Ouvindo isto, Buda perguntou:
- Entre os brâmanes haverá um só indivíduo que pretenda pessoalmente saber e ter visto, por própria experiência, que "esta é a única verdade e qualquer outra coisa é falsa"?
- Não, Senhor - respondeu o jovem com toda a franqueza.
- Então, haverá um só instrutor, ou instrutor de instrutores dos brâmanes, anterior à sétima geração, ou ao menos um dos autores originais destas escrituras, que pretenda saber e ter visto, por própria experiência que esta é a única verdade e qualquer outra é falsa?
- Não, Senhor!
- Então, é como uma fila de homens cegos; cada um se apoiando no precedente: o primeiro não vê, o do meio não vê e o último não vê tampouco. Por conseguinte, parece-me que a condição dos brâmanes é semelhante a esta fila de homens cegos.

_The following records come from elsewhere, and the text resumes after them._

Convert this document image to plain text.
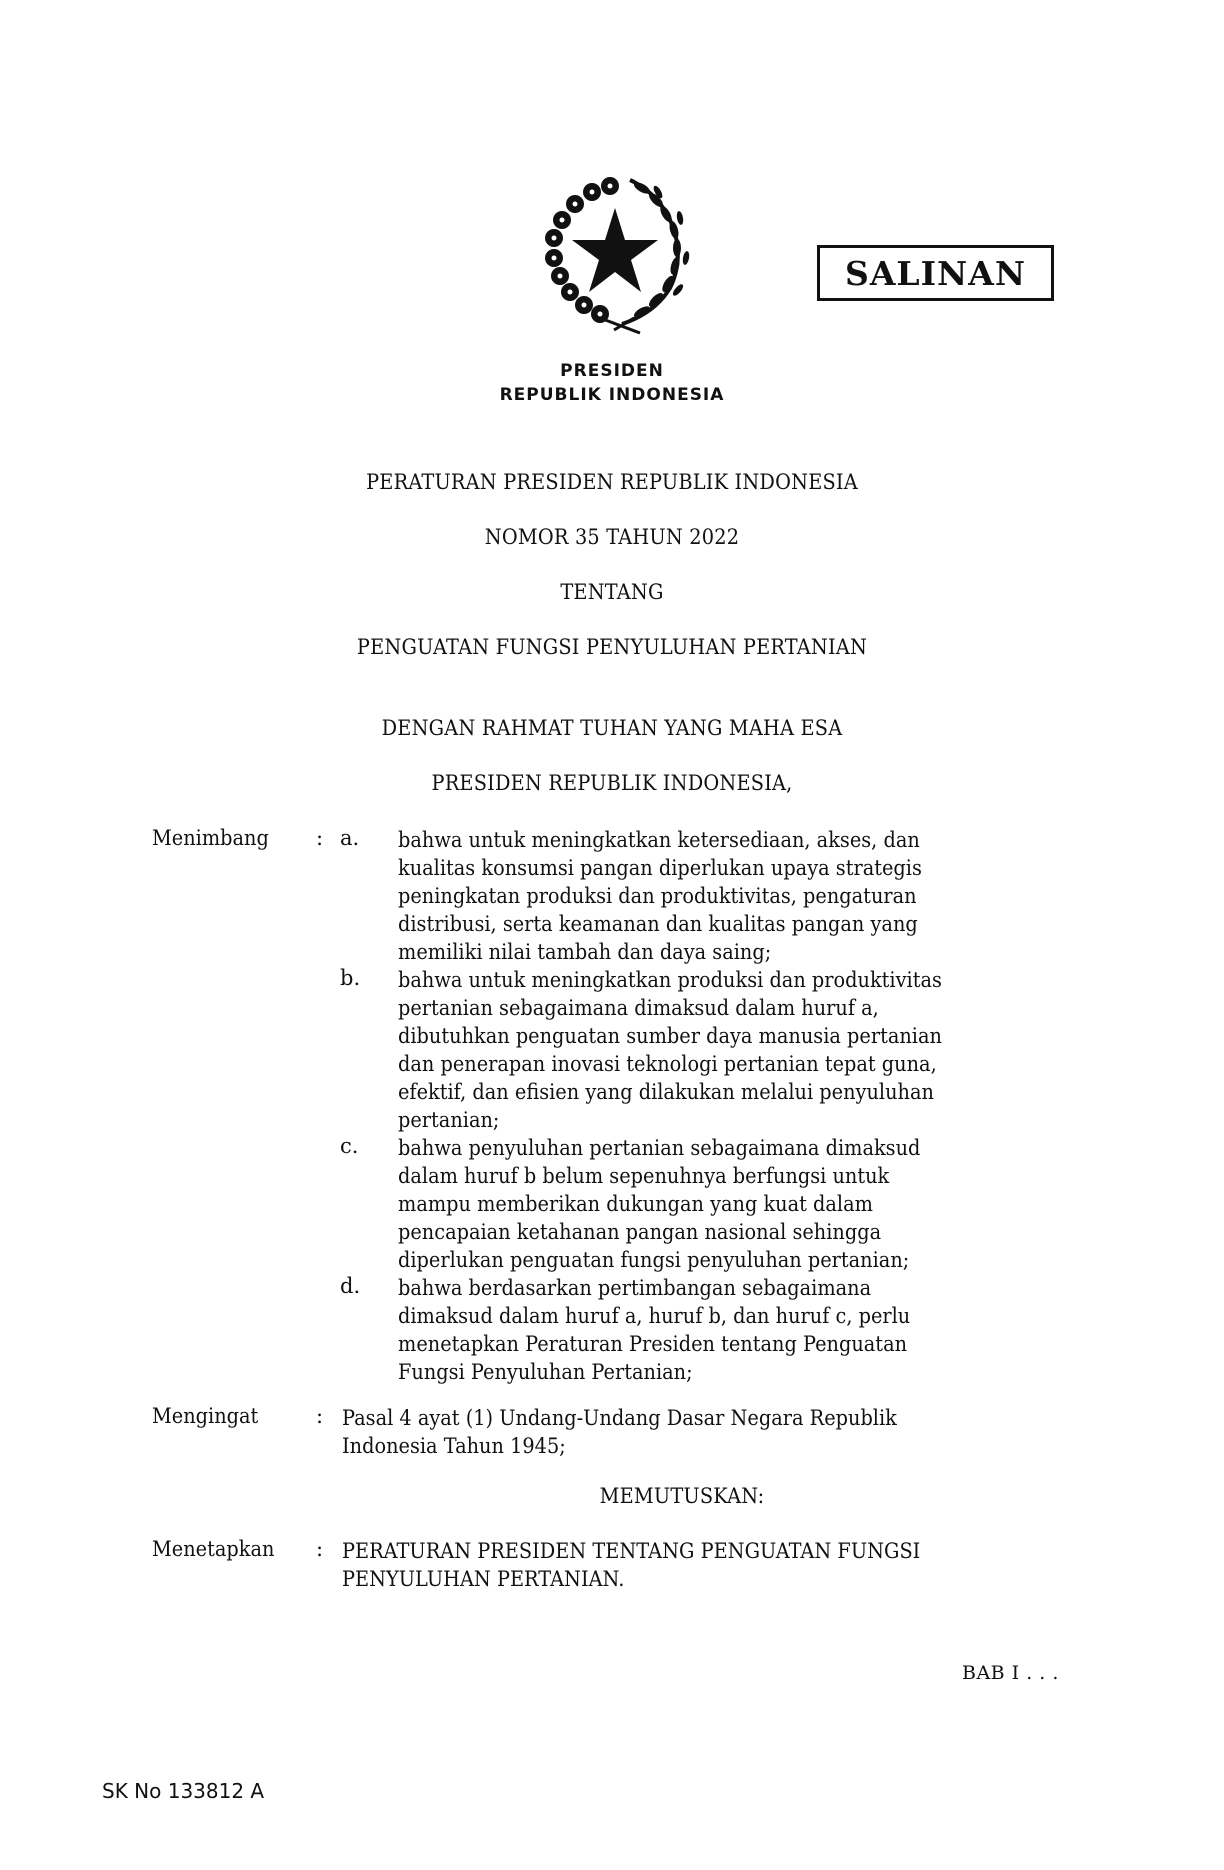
PRESIDEN
REPUBLIK INDONESIA
SALINAN
PERATURAN PRESIDEN REPUBLIK INDONESIA
NOMOR 35 TAHUN 2022
TENTANG
PENGUATAN FUNGSI PENYULUHAN PERTANIAN
DENGAN RAHMAT TUHAN YANG MAHA ESA
PRESIDEN REPUBLIK INDONESIA,
Menimbang : a. bahwa untuk meningkatkan ketersediaan, akses, dan
kualitas konsumsi pangan diperlukan upaya strategis
peningkatan produksi dan produktivitas, pengaturan
distribusi, serta keamanan dan kualitas pangan yang
memiliki nilai tambah dan daya saing;
b. bahwa untuk meningkatkan produksi dan produktivitas
pertanian sebagaimana dimaksud dalam huruf a,
dibutuhkan penguatan sumber daya manusia pertanian
dan penerapan inovasi teknologi pertanian tepat guna,
efektif, dan efisien yang dilakukan melalui penyuluhan
pertanian;
c. bahwa penyuluhan pertanian sebagaimana dimaksud
dalam huruf b belum sepenuhnya berfungsi untuk
mampu memberikan dukungan yang kuat dalam
pencapaian ketahanan pangan nasional sehingga
diperlukan penguatan fungsi penyuluhan pertanian;
d. bahwa berdasarkan pertimbangan sebagaimana
dimaksud dalam huruf a, huruf b, dan huruf c, perlu
menetapkan Peraturan Presiden tentang Penguatan
Fungsi Penyuluhan Pertanian;
Mengingat	: Pasal 4 ayat (1) Undang-Undang Dasar Negara Republik
Indonesia Tahun 1945;
MEMUTUSKAN:
Menetapkan : PERATURAN PRESIDEN TENTANG PENGUATAN FUNGSI
PENYULUHAN PERTANIAN.
BAB I . . .
SK No 133812 A
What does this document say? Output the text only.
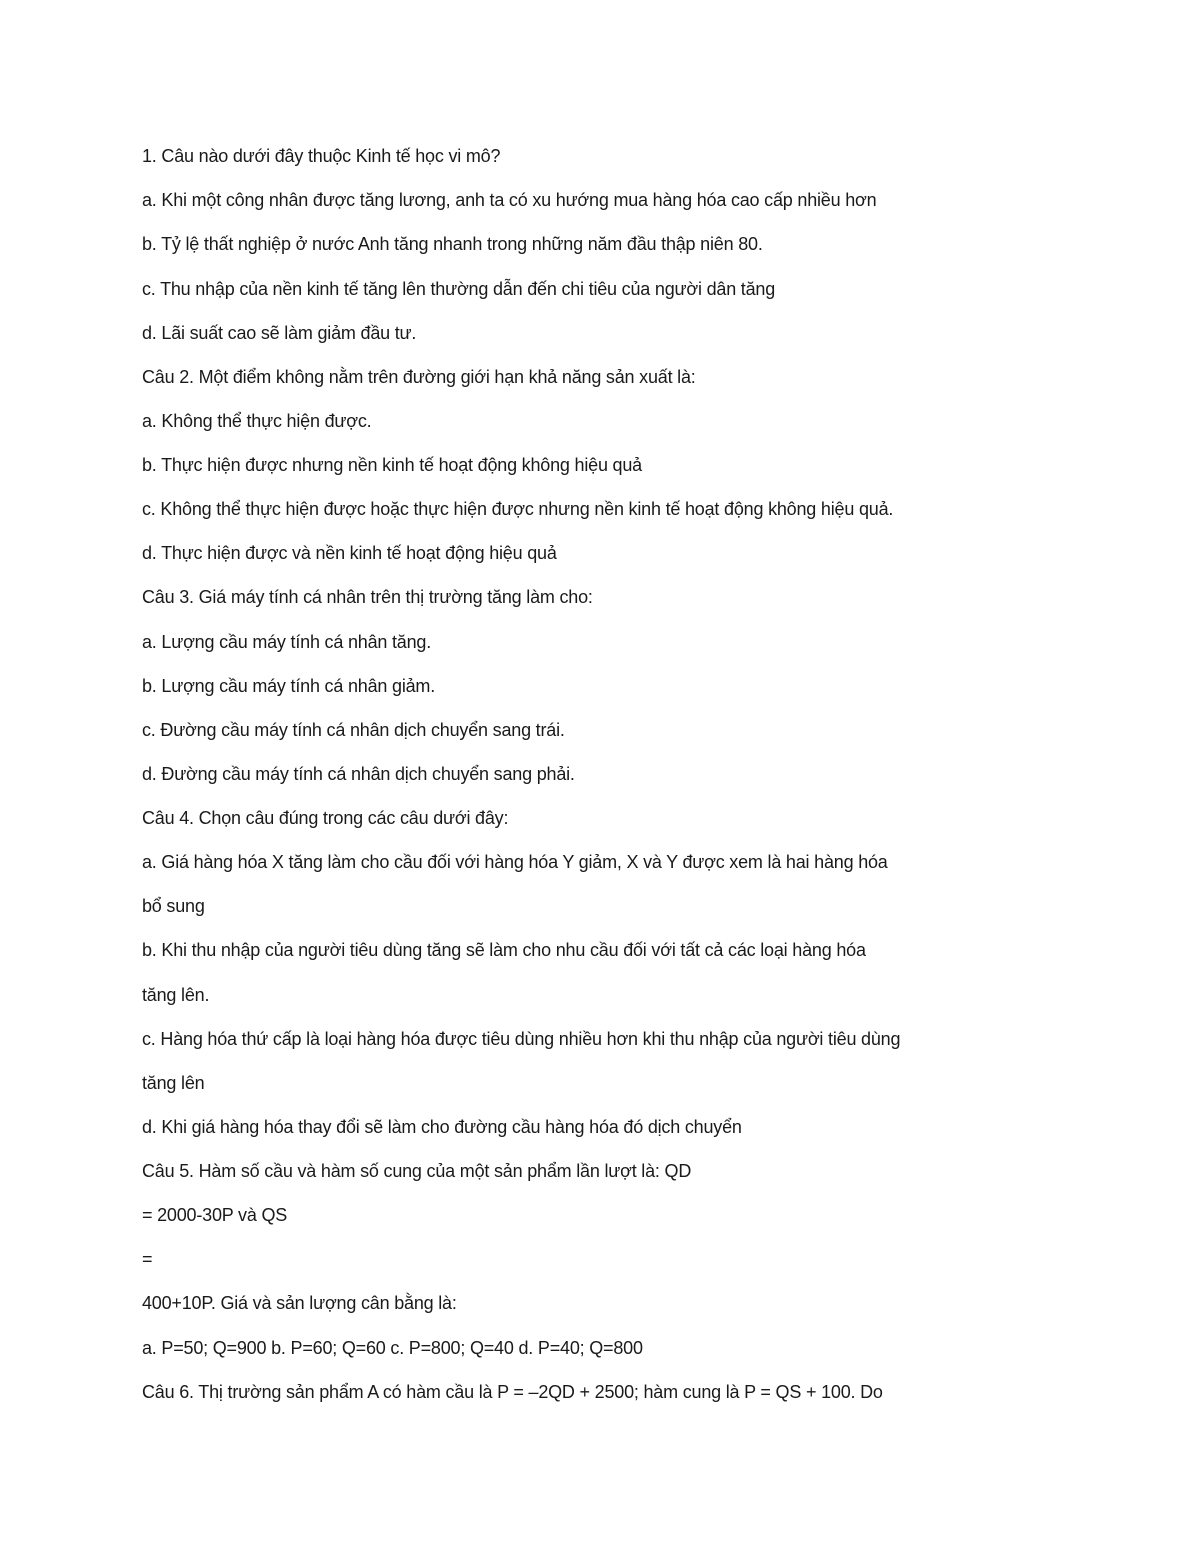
1. Câu nào dưới đây thuộc Kinh tế học vi mô?
a. Khi một công nhân được tăng lương, anh ta có xu hướng mua hàng hóa cao cấp nhiều hơn
b. Tỷ lệ thất nghiệp ở nước Anh tăng nhanh trong những năm đầu thập niên 80.
c. Thu nhập của nền kinh tế tăng lên thường dẫn đến chi tiêu của người dân tăng
d. Lãi suất cao sẽ làm giảm đầu tư.
Câu 2. Một điểm không nằm trên đường giới hạn khả năng sản xuất là:
a. Không thể thực hiện được.
b. Thực hiện được nhưng nền kinh tế hoạt động không hiệu quả
c. Không thể thực hiện được hoặc thực hiện được nhưng nền kinh tế hoạt động không hiệu quả.
d. Thực hiện được và nền kinh tế hoạt động hiệu quả
Câu 3. Giá máy tính cá nhân trên thị trường tăng làm cho:
a. Lượng cầu máy tính cá nhân tăng.
b. Lượng cầu máy tính cá nhân giảm.
c. Đường cầu máy tính cá nhân dịch chuyển sang trái.
d. Đường cầu máy tính cá nhân dịch chuyển sang phải.
Câu 4. Chọn câu đúng trong các câu dưới đây:
a. Giá hàng hóa X tăng làm cho cầu đối với hàng hóa Y giảm, X và Y được xem là hai hàng hóa
bổ sung
b. Khi thu nhập của người tiêu dùng tăng sẽ làm cho nhu cầu đối với tất cả các loại hàng hóa
tăng lên.
c. Hàng hóa thứ cấp là loại hàng hóa được tiêu dùng nhiều hơn khi thu nhập của người tiêu dùng
tăng lên
d. Khi giá hàng hóa thay đổi sẽ làm cho đường cầu hàng hóa đó dịch chuyển
Câu 5. Hàm số cầu và hàm số cung của một sản phẩm lần lượt là: QD
= 2000-30P và QS
=
400+10P. Giá và sản lượng cân bằng là:
a. P=50; Q=900 b. P=60; Q=60 c. P=800; Q=40 d. P=40; Q=800
Câu 6. Thị trường sản phẩm A có hàm cầu là P = –2QD + 2500; hàm cung là P = QS + 100. Do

Nesta ocasião Buda deu a esse grupo de brâmanes um ensinamento de extrema importância: "Um homem que sustenta a verdade deve dizer: ‘esta é a minha crença’, mas por causa disto ele não deve tirar a conclusão absoluta e dizer: 'Só há esta verdade, qualquer outra é falsa’."
Dr. Georges da Silva e Rita Homenko
Fonte: Extraído do Livro "Budismo - Psicologia do Autoconhecimento"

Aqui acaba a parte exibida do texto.